Even though Orient’s subsequent troubles are well documented, when we turned up to Brisbane Road that January they were still very much a force in the league and would actually go on to finish one place outside the play offs. It was Kevin Nolan’s first game in charge and standing in the Coach and Horses at 2pm that afternoon, we weren’t expecting much.
But football is all about moments. Moments of joy, moments of hope, and moments of anguish. We don’t support the best football club in the world and we probably never will, but even if you’re lucky enough to support the best team ever, you still go through heart breaking moments – that’s just the game. But the reason everyone falls in love with it is for the moments of unadulterated elation. It’s unexplainable. You lose all sense of who you are, your perspective, your sense of self, and more importantly your day to day worries.

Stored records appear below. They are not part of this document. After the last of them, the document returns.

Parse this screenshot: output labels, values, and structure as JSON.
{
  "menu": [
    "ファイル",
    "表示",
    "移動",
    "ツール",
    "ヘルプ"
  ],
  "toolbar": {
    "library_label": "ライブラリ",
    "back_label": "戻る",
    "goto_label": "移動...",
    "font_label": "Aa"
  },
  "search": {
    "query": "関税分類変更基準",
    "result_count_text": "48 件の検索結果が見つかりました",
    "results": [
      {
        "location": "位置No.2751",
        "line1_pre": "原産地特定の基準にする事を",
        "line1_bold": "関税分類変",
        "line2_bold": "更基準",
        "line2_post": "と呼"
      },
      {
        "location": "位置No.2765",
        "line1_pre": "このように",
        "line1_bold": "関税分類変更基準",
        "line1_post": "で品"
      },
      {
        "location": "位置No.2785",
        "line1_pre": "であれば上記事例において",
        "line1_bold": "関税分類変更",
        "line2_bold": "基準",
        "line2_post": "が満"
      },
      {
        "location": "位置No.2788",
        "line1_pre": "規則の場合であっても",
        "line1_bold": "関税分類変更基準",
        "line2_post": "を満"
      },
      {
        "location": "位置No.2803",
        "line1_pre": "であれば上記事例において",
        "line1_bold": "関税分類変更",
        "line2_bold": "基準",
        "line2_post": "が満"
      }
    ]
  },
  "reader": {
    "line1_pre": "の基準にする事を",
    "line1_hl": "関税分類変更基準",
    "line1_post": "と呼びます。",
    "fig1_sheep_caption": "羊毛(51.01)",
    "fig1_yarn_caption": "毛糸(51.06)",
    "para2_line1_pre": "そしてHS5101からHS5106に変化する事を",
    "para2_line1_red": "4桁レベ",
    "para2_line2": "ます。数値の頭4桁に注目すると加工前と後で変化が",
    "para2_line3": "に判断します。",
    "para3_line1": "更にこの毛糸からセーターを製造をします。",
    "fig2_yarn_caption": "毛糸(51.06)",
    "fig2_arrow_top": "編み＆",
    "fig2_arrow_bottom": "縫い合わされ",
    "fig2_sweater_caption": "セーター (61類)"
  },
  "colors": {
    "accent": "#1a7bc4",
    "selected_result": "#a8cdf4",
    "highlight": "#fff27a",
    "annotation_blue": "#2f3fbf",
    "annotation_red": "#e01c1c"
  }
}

That Jimmy Spencer goal that afternoon was one of those very real moments. Indescribable; joy unbridled. The game didn’t mean much in the long term; it didn’t affect our playoff chances more than any other three points and it didn’t keep us safe from relegation. The team that played or the manager that was in charge won’t go down in history. Every goal that afternoon was one for everyone in the stands.
After the match, the song to remember the day by now carries a cruel irony. As the hero and emblem of Cambridge United walked over to celebrate with his fans, as elated as every last one of them, the tune echoed out around Brisbane Road. There is only one Joshy Coulson.